Vegetarianos como substituir a carne

A ideia de se tornar vegetariano normalmente surge por ideologia. Mas essa mudança implica em muitas outras no dia a dia de quem não come mais carne. Além disso, surgem muitas dúvidas afinal: como substituir os nutrientes?

O nutricionista especializado em dietas vegetarianas George Guimarães explica que é importante cuidar do planejamento adequado da dieta vegetariana e prestar atenção em alguns detalhes. "O erro mais comum de quem começa uma dieta vegetaria é ter a idéia de que o ajuste no cardápio para adequação a uma dieta vegetariana seria algo tão simples quanto a substituição de um alimento por outro. O outro é o aparente entendimento de que a carne precisa ser substituída".

Para George o principal desafio consiste em mudar paradigmas: a carne não é o centro da dieta, ela é apenas uma opção e, quando ela deixa de ser uma opção, é a totalidade de alimentos vegetais que será capaz de suprir as nossas necessidades nutricionais. Ele explica que os nutrientes habitualmente fornecidos pela carne (proteína, ferro, vitaminas do complexo B...) devem sim receber o cuidado de estarem contemplados na dieta vegetariana, mas o erro está na falsa premissa de que a carne seria a principal fonte destes nutrientes, e de que os outros alimentos seriam apenas um complemento ou uma "substituição".

"Tanto no que diz respeito às proteínas, quanto no que diz respeito ao ferro e aos outros nutrientes fornecidos pela carne, podemos encontrar fontes tão boas ou até superiores nos alimentos vegetais".

Outra ação bastante comum e errada é querer "trocar" a carne por outro único alimento. "A pessoa que adota uma dieta vegetariana deve ter clareza de que a sua dieta deverá passar por mudanças mais amplas para que todas as necessidades nutricionais sejam supridas. Muitos novos vegetarianos acabam simplesmente aumentando a ingestão de alimentos derivados de animais, como os ovos e os laticínios, ou passam a comer de maneira exagerada um determinado alimento, como a soja, por exemplo".

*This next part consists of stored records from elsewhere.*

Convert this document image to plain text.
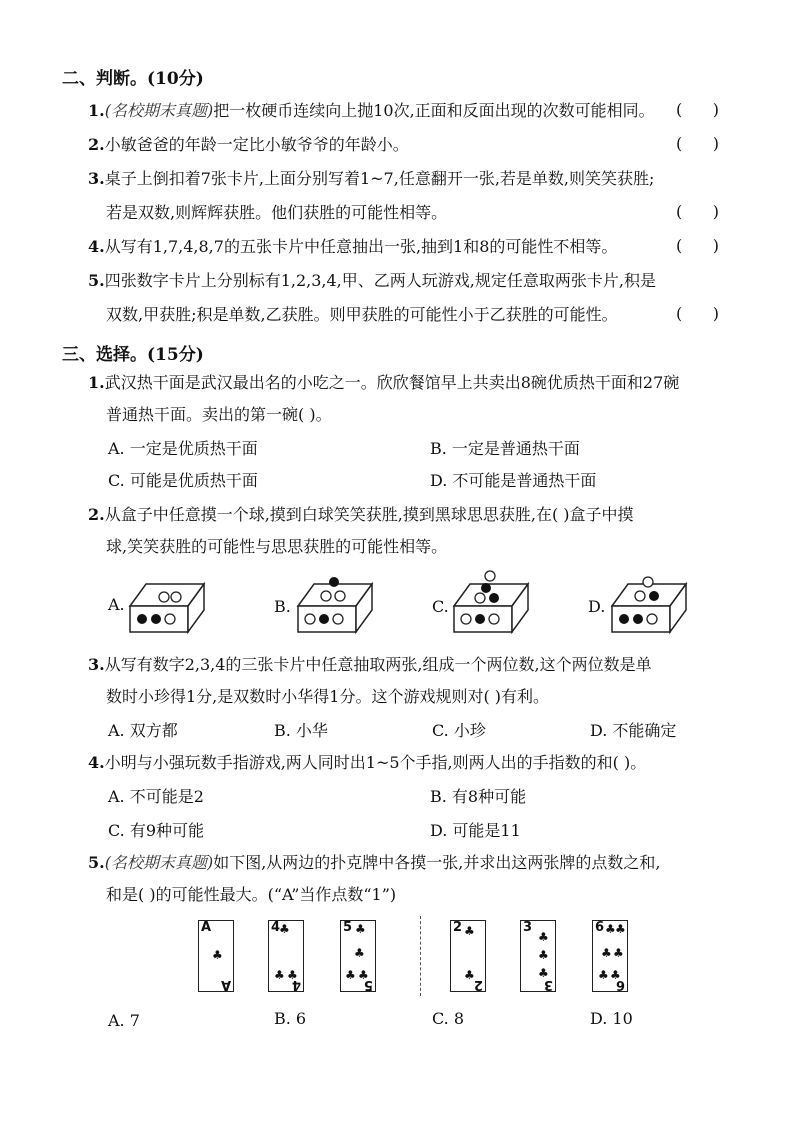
二、判断。(10分)
1.(名校期末真题)把一枚硬币连续向上抛10次,正面和反面出现的次数可能相同。 (      )
2.小敏爸爸的年龄一定比小敏爷爷的年龄小。	(      )
3.桌子上倒扣着7张卡片,上面分别写着1~7,任意翻开一张,若是单数,则笑笑获胜;
若是双数,则辉辉获胜。他们获胜的可能性相等。	(      )
4.从写有1,7,4,8,7的五张卡片中任意抽出一张,抽到1和8的可能性不相等。	(      )
5.四张数字卡片上分别标有1,2,3,4,甲、乙两人玩游戏,规定任意取两张卡片,积是
双数,甲获胜;积是单数,乙获胜。则甲获胜的可能性小于乙获胜的可能性。	(      )
三、选择。(15分)
1.武汉热干面是武汉最出名的小吃之一。欣欣餐馆早上共卖出8碗优质热干面和27碗
普通热干面。卖出的第一碗( )。
A. 一定是优质热干面	B. 一定是普通热干面
C. 可能是优质热干面	D. 不可能是普通热干面
2.从盒子中任意摸一个球,摸到白球笑笑获胜,摸到黑球思思获胜,在( )盒子中摸
球,笑笑获胜的可能性与思思获胜的可能性相等。
A.	B.	C.	D.
3.从写有数字2,3,4的三张卡片中任意抽取两张,组成一个两位数,这个两位数是单
数时小珍得1分,是双数时小华得1分。这个游戏规则对( )有利。
A. 双方都	B. 小华	C. 小珍	D. 不能确定
4.小明与小强玩数手指游戏,两人同时出1~5个手指,则两人出的手指数的和( )。
A. 不可能是2	B. 有8种可能
C. 有9种可能	D. 可能是11
5.(名校期末真题)如下图,从两边的扑克牌中各摸一张,并求出这两张牌的点数之和,
和是( )的可能性最大。(“A”当作点数“1”)
A
♣
A
4
♣
♣ ♣
4
5 ♣
♣
♣ ♣
5
2 ♣
♣
2
3
♣
♣
♣
3
6 ♣ ♣
♣ ♣
♣ ♣
6
A. 7	B. 6	C. 8	D. 10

O nutricionista lembra que uma ingestão muito alta de ovos pode facilmente elevar os níveis de colesterol sangüíneo. Assim, em vez de aproveitar o potencial da dieta vegetariana em reduzir as taxas de colesterol, o vegetariano acaba sendo surpreendido por uma taxa elevada de colesterol. Outra falha bastante comum é o aumento no consumo de laticínios, como forma de "compensação" pela retirada da carne. É que eles têm uma poderosa capacidade alergênica, estão entre os alimentos mais pobres em ferro que podemos encontrar na natureza. "Ao retirar da dieta um alimento rico em ferro (carne) e incluir no seu lugar um alimento pobre em ferro (leite, queijos, iogurtes), o risco de desenvolver anemia ferropriva é grande".

Como escolher os alimentos certos?

Na hora de montar sua dieta, fique atenta: proteína e o ferro podem ser fornecidos pelas castanhas e sementes (nozes, avelãs, castanha-do-Pará, castanha de caju, amêndoas, gergelim, semente de girassol) e pelas leguminosas (feijão, lentilha, ervilha, grão-de-bico, soja e derivados).

"Se as compararmos à carne, veremos que estes alimentos vegetais irão suprir as nossas necessidades destes nutrientes, mas com uma carga menor de gordura total e gordura saturada. Isto permite que haja espaço para a inclusão de outros alimentos que serão fontes de ainda outros nutrientes e assim a dieta se torna mais rica e mais completa".


E o profissional conclui: "Os maiores benefícios da dieta vegetariana advêm justamente desta necessidade de variar a dieta. Para ser praticada com critério, a dieta vegetariana não pode se ater aos velhos hábitos que contam com uma variedade muito limitada de alimentos para manter o indivíduo razoavelmente saudável. O resultado é uma dieta bastante variada, que permite o consumo de uma gama maior de nutrientes, mais do que isso, permite também o consumo de uma gama maior de substâncias protetoras (antioxidantes, fitoquímicos, fibras), um quesito essencial para um estado de saúde excelente".